I personally don't have a problem with people above average intelligence until they belittle me. When I am having a conversation and I am trying to fully understand the subject content with questions, and my questions are met with a smug and arrogant response. I am an intelligent individual, I am not "above average" and I know that, but I am always on a quest to learn, and enjoy discussion, but not when I leave the conversation feeling like a joke.


----------



## MightyLizardKing (Jun 7, 2014)

People, as a general rule, don't have a problem with above average intelligence, they have a problem with arrogance. This manifests in people with low and high intelligence. I mean, what is intelligence anyways?


----------



## giraffegator (Dec 28, 2014)

MightyLizardKing said:


> People, as a general rule, don't have a problem with above average intelligence, they have a problem with arrogance. This manifests in people with low and high intelligence. I mean, what is intelligence anyways?

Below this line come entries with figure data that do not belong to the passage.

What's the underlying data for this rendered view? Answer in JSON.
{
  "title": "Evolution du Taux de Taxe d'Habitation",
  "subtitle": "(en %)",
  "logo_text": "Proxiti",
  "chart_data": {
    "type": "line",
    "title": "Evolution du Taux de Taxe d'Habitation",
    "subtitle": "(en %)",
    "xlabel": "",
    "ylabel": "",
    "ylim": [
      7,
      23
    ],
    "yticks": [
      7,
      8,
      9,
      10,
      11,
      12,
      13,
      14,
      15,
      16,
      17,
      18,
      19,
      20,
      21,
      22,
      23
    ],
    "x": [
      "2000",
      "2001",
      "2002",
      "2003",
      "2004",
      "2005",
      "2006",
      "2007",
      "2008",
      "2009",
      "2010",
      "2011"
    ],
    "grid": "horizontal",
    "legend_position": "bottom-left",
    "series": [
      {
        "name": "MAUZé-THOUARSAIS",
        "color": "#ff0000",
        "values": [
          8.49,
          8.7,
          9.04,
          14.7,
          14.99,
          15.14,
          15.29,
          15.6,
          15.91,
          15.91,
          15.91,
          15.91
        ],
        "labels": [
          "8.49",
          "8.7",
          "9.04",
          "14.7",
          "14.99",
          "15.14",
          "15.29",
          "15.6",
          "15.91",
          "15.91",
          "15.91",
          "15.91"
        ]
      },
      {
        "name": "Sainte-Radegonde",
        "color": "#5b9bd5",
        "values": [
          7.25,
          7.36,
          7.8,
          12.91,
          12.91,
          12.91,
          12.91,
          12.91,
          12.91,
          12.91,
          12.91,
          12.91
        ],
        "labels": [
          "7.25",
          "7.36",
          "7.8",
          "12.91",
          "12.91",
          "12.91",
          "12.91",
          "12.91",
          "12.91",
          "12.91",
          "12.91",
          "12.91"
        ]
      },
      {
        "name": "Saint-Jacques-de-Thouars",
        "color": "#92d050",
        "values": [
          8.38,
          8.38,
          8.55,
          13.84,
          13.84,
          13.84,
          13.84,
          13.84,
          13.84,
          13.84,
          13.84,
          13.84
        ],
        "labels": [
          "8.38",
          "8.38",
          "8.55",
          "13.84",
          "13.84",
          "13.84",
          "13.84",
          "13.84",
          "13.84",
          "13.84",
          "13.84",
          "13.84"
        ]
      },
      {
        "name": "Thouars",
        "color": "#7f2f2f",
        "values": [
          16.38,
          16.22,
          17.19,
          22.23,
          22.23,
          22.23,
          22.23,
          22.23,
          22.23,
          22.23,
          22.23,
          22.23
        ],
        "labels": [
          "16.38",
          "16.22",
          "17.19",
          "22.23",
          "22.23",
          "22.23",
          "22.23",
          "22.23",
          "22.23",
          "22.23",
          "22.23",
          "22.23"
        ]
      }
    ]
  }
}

That's true. I have a couple of friends (they are twins) who are genius level intelligent. They don't try to hide it or deny it, they don't play it up like it's a big thing either. Because they don't feel that they are any more or less valuable due to their intelligence, they don't think anyone else is less valuable than them by virtue of lesser intelligence. 
So hanging out with them is a real pleasure because they have keen insights and sharp wits, but not a trace of arrogance or condescension. In fact, sometimes I feel condescended to by people who are definitely not as smart as they are, and that is irritating. That never happens with these two friends.


----------